Costello's career suffered a setback in late 1977, when her father suddenly died of a heart attack while watching her provide commentary for a bowling telecast. Afterwards, she experienced depression and anxiety attacks for several years. She told Bowling Digest in 2002, "I was so ultrasensitive to everything around me that I could feel the hair on my arms standing straight up, and no one could comprehend that. I would go to doctors and tell them my symptoms, and they'd look at me like I was ready for the psych ward. It was an awful, lonely place to be." However, Costello recovered and won three titles between 1979 and 1981. Patty won three more championships in 1985, including her fifth and final major at the LPBT Tournament of Champions, and was named PWBA Player of the Year by her fellow bowlers. Her final title was earned at the 1986 Ebonite Firebolt Classic. She bowled in her final professional event at the 1993 WIBC Queens, finishing second.

In addition to her professional accomplishments, Patty won a pair of WIBC (now USBC) Open Championship titles in the Classic Team category (1970 and 1972). Costello is a member of the United States Bowling Congress Hall of Fame (inducted 1989), and was inducted into the PWBA Hall of Fame with the inaugural 1995 class.

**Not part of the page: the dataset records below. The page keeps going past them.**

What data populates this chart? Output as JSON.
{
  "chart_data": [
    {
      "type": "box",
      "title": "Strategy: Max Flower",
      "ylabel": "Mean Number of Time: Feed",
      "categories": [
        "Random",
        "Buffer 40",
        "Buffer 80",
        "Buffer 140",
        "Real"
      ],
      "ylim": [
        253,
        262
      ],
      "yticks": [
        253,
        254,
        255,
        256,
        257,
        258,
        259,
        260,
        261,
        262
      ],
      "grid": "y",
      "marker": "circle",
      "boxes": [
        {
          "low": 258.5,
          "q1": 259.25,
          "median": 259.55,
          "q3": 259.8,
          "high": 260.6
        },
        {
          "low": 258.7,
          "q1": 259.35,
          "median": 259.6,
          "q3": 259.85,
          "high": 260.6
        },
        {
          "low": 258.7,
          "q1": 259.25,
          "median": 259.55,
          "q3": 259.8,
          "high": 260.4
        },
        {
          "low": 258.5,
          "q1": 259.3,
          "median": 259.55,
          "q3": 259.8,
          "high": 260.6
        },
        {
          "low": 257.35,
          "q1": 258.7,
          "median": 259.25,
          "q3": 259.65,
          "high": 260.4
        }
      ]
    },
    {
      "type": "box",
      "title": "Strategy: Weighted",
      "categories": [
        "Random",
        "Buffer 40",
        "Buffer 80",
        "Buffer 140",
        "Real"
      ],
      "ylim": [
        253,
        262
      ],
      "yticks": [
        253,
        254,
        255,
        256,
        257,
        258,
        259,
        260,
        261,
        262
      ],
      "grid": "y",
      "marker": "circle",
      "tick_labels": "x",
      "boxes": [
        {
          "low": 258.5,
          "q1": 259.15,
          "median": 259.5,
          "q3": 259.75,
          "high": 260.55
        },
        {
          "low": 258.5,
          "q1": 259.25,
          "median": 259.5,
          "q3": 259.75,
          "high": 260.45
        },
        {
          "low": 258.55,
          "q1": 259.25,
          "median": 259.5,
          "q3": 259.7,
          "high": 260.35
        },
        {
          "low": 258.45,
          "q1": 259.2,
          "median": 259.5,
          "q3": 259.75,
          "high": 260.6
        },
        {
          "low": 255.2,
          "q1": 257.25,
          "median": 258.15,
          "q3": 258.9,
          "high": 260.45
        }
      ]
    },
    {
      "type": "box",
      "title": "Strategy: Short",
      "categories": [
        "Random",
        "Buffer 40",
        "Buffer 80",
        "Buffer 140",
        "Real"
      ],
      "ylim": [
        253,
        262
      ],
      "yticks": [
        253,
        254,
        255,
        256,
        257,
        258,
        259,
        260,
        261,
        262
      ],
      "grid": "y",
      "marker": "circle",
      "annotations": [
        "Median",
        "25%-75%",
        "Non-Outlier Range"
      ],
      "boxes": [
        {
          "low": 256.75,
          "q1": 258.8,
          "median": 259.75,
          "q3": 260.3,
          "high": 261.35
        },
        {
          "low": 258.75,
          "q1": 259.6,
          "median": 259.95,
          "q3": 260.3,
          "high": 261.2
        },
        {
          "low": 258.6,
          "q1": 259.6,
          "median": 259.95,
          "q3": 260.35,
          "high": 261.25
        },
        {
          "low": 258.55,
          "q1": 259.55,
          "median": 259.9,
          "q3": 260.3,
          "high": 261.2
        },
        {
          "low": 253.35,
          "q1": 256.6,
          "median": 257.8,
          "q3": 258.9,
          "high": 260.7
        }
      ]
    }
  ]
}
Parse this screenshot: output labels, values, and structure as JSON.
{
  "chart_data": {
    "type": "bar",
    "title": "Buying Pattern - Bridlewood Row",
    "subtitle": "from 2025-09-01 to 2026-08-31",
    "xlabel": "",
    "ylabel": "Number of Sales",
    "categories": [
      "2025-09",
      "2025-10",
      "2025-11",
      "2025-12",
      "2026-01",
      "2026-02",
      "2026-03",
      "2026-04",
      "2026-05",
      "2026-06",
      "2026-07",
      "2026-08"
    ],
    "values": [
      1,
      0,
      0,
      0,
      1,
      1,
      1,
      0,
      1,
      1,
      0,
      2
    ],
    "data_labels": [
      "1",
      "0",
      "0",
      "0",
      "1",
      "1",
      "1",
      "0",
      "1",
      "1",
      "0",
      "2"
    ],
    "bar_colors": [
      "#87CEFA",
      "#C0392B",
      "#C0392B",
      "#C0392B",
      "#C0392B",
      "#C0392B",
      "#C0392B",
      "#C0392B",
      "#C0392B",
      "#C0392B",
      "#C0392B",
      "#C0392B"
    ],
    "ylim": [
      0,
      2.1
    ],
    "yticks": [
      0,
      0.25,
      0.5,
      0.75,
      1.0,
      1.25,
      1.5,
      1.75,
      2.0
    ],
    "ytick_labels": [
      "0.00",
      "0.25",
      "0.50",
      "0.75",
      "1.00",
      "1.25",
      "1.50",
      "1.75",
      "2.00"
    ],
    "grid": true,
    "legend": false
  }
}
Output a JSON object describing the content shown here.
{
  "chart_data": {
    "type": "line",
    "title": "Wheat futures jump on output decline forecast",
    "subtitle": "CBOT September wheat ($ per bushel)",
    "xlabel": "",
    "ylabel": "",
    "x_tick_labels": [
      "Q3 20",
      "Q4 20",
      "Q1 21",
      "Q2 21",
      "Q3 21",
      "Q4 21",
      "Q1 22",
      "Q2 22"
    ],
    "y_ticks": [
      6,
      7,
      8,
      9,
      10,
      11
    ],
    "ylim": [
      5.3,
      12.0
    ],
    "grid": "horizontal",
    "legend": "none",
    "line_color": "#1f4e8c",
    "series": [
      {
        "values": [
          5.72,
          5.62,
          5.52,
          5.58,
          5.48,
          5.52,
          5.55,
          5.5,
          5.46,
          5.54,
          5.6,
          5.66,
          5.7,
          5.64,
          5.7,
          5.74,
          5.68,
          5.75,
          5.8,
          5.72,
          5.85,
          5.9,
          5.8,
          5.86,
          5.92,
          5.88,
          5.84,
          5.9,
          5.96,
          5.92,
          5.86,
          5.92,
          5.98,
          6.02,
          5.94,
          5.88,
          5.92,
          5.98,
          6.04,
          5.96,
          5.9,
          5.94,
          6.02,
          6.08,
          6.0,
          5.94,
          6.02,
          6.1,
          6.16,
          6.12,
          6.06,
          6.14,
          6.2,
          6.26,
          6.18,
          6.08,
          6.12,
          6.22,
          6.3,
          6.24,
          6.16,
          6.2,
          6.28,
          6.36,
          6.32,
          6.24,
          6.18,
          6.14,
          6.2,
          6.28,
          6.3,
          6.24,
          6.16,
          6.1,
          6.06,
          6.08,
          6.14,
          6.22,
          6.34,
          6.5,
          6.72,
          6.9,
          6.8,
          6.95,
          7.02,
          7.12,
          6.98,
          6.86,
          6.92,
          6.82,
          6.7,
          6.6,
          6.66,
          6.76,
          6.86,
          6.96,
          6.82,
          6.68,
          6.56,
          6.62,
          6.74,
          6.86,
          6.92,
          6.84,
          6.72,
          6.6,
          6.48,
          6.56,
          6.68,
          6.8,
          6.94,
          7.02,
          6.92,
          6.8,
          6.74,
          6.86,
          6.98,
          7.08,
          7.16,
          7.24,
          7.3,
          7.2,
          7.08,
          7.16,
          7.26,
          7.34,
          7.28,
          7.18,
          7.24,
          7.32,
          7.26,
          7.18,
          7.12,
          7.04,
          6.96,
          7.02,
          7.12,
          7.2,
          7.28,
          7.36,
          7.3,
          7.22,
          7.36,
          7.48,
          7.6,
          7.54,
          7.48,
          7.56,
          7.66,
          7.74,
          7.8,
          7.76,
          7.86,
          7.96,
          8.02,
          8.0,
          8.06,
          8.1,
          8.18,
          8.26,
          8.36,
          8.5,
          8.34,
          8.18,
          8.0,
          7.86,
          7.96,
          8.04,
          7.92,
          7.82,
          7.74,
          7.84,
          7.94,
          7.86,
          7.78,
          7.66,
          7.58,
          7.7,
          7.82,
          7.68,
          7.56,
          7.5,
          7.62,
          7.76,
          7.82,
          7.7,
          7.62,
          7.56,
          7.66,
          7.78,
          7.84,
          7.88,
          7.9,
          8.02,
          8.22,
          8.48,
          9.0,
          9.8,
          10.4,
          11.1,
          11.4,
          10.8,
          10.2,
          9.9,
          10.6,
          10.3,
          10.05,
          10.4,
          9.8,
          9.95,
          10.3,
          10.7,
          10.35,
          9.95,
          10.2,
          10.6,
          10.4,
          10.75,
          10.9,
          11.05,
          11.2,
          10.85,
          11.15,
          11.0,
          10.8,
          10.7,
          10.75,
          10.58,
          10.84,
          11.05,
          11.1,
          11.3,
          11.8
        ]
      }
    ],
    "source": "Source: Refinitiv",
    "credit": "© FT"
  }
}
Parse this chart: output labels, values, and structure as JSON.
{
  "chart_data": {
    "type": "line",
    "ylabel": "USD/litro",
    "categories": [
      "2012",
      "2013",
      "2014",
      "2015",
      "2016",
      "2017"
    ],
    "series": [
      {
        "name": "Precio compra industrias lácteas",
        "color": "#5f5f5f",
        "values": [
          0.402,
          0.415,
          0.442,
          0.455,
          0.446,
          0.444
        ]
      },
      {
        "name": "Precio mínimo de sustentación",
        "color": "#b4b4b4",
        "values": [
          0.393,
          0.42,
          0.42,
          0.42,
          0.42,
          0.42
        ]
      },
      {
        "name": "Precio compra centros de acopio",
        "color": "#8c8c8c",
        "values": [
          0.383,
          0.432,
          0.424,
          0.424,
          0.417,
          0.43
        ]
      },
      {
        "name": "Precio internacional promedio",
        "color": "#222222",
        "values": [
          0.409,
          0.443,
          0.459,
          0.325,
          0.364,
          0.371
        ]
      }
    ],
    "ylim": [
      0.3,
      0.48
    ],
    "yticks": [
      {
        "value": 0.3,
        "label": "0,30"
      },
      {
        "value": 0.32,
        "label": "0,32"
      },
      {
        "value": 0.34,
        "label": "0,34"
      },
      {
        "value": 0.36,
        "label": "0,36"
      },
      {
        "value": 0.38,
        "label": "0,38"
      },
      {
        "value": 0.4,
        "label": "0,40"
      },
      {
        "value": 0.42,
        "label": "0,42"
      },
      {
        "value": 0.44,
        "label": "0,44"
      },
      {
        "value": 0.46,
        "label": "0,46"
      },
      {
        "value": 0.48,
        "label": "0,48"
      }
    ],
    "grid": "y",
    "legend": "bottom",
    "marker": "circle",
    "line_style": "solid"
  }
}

==Costello's professional titles==
Major championships in bold text. (Source: 11thframe.com)
1. 1970 Columbia 300 Open
2. 1970 Showboat Open
3. 1970 Canton Open
4. 1971 Ebonite Open
5. 1971 PWBA Championship
6. 1972 Japan Starlanes Classic
7. 1972 Sacramento Classic
8. 1972 El Cajon Classic
9. 1972 PWBA Championship
10. 1972 Ebonite Cavalcade of Stars
11. 1976 Greater Akron Classic
12. 1976 LPBA Classic (L)
13. 1976 U.S. Women’s Open
14. 1976 Miami Open
15. 1976 Jamestown Open (L)
16. 1976 Columbia 300 Classic
17. 1976 PWBA Championship
18. 1977 National Bowling Council Mixed Doubles (w/Paul Colwell)
19. 1977 Miami Classic
20. 1979 Robby’s Chicago Classic
21. 1980 Pabst Extra Light Classic II
22. 1981 Pabst Extra Light Classic
23. 1985 Hammer Midwest Open
24. 1985 Fairhaven Classic
25. 1985 LPBT Tournament of Champions
26. 1986 Ebonite Firebolt Classic

L = Tournament conducted by LPBA.

==Accomplishments and honors==
- 26 professional titles (5 PWBA majors)
- 2x BWAA Female Bowler of the Year (1972, 1976)
- 1985 PWBA Player of the Year
- USBC Hall of Fame inductee (1989)
- PWBA Hall of Fame inductee (1995)

==Personal==
Patty Costello had the identical name as another professional bowler from Union City, California. Both were born Patricia Ann Costello, and both were of Irish descent and about the same age. The bowler known as "Pat" Costello (or "California Pat") won 13 titles between 1968 and 1981. The other main distinction is Pat bowled right-handed, while Patty was left-handed. Both women are in the PWBA Hall of Fame.

Costello lived with and subsequently became married to Steve Dain. They had divorced by 1985.

After retiring from competitive bowling, Costello began a career as a transport driver with the Community Medical Center in Scranton, Pennsylvania. "Bowling was my job then; this is my job now. In both cases, I've always been happy to meet people, talk to them, and get them feeling good to be around me", she told Bowling Digest.

Later in life, Patty was stricken with pancreatic cancer, passing away in 2009 at the age of 61.